Well
J1D,
what you state is not fully exact.
In fact when both the torsional and bending restraints are present at the supports, both load characteristics develop at supports, and BTW both will be present in intermediate sections anyway, unless the beam is torsionally very flexible (I section) or very flexible in bending (a tight spiral?).
Now, as the relative values of the two load characteristics will depend on the relative stiffnesses of beam sections in torsion and bending,
and also on the relative compliance of the support restraints, the question may be: what is the correct choice of the designer concerning the adopted support restraints ? (assuming of course there is no doubt about how to model beam properties)

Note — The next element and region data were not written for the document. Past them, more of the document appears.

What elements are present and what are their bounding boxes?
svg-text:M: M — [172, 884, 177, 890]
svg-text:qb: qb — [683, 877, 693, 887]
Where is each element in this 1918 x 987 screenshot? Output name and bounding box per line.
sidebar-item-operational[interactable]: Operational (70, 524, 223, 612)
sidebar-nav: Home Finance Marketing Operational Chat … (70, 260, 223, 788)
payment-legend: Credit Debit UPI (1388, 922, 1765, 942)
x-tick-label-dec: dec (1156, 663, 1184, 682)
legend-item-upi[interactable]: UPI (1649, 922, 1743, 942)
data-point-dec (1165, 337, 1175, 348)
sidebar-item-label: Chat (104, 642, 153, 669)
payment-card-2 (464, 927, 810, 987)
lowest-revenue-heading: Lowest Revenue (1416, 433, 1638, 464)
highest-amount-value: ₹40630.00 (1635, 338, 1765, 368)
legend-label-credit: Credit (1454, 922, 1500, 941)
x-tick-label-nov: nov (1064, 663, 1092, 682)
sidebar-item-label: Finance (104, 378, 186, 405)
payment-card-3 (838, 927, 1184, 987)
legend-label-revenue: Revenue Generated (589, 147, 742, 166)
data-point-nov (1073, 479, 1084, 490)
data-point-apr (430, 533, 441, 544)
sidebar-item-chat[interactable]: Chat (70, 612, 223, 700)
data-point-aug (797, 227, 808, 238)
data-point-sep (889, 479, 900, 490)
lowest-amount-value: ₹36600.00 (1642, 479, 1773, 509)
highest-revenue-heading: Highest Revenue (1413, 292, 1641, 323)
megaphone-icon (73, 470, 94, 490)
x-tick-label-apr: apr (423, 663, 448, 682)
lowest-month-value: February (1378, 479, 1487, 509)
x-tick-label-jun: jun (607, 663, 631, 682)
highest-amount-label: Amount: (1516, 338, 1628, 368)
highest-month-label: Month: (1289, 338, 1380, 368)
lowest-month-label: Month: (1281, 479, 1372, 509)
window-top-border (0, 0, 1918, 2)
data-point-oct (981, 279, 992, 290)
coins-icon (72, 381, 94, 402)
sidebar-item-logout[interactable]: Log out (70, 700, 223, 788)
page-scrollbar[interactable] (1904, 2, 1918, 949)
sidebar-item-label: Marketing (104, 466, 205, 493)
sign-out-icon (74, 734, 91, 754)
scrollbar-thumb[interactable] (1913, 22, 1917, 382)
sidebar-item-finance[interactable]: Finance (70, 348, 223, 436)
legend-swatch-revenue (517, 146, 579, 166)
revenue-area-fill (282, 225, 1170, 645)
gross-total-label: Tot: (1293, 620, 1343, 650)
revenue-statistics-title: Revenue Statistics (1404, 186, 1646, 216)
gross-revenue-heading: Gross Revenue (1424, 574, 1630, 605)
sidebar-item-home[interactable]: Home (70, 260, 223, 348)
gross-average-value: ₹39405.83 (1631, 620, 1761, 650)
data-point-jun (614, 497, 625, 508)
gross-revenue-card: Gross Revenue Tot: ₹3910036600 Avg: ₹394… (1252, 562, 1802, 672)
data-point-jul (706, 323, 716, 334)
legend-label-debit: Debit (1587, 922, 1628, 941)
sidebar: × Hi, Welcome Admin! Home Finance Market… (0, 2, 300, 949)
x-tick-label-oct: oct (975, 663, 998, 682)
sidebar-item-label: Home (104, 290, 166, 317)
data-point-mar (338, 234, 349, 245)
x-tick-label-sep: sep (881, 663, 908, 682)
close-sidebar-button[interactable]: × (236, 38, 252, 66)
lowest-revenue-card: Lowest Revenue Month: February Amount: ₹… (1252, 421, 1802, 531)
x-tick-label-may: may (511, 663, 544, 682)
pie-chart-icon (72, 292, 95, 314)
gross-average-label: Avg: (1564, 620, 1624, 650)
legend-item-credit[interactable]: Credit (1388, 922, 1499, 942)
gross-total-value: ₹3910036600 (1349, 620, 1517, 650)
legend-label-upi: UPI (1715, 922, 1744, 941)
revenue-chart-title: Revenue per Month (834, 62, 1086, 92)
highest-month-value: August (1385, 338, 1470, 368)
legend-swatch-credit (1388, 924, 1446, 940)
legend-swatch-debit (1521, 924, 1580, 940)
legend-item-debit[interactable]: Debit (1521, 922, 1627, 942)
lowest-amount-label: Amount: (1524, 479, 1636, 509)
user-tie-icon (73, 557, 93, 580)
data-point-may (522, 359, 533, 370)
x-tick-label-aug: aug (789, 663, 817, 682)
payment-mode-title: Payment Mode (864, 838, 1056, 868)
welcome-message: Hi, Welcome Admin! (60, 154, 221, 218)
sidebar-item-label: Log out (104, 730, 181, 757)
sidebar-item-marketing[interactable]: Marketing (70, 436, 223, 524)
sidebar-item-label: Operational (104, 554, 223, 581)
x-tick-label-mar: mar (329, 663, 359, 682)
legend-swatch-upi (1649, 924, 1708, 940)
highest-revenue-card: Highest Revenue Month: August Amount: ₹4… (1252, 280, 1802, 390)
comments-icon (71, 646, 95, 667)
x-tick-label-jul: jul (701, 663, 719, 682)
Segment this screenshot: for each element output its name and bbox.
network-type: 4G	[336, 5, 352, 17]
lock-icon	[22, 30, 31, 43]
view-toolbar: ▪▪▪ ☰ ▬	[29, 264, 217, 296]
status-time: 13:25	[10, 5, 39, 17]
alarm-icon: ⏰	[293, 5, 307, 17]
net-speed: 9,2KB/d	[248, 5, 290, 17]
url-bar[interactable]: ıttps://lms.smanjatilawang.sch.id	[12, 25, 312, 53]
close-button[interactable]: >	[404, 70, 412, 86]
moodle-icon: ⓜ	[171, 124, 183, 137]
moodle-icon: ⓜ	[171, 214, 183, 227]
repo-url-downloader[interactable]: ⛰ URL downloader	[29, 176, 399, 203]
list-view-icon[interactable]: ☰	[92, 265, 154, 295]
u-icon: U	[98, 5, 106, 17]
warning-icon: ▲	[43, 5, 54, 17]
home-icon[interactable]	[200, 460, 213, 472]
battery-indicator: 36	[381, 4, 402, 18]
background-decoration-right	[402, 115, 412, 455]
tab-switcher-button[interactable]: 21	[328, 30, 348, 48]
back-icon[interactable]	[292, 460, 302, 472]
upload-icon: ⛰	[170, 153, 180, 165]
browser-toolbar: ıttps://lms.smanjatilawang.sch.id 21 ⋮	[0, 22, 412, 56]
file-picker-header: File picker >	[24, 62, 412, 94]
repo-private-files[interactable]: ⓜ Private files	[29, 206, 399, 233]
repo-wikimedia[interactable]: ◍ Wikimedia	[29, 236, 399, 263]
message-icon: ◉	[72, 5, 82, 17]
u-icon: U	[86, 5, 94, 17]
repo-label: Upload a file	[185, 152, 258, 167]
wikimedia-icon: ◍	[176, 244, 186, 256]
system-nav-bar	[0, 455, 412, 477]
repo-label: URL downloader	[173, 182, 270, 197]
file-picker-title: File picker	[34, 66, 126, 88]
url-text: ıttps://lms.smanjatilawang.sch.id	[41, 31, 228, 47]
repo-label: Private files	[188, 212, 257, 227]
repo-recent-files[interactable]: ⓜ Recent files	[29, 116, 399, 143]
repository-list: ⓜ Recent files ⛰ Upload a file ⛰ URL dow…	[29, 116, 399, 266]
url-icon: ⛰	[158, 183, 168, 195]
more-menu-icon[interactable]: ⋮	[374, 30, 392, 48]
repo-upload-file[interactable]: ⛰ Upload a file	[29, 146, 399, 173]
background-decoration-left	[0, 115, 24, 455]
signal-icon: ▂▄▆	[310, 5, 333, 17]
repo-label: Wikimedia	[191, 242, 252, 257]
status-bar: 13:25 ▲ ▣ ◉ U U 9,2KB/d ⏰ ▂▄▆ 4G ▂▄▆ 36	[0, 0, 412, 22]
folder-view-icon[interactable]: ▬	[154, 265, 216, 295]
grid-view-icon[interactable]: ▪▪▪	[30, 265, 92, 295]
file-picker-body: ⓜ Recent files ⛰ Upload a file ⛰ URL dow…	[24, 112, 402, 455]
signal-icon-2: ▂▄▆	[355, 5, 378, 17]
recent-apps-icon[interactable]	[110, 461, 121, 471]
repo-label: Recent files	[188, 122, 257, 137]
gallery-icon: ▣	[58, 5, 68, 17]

The most conservative procedure is to analyze the two limiting cases (no torsion at supports, no bending at supports) and then take the maximum envelope of the two cases for both torsion and bending.
However this doesn't seem to be a big deal. I tested as an experiment the two limiting cases for a beam with 30 deg as the subtended angle and a 2:1 solid rectangular section:
- with bending restraint only, the maximum bending moment is less than 1% higher than that of a straight clamped beam (with same length), but the maximum torsional moment is 15 times lower than the one calculated with the simple procedure recalled by
waytsh in the first post
- with torsional restraint only, the maximum bending moment is 3% higher than for a straight simply supported beam and the maximum torsional moment is 3 times lower than the simplified one (but 5 times higher than in the former case)
It seems to me that a safe procedure is to always assume that there is no torsional stiffness in both the end supports and the beam sections (provided of course the supports can resist in bending), unless there are service limits (e.g. concrete cracks) to be satisfied.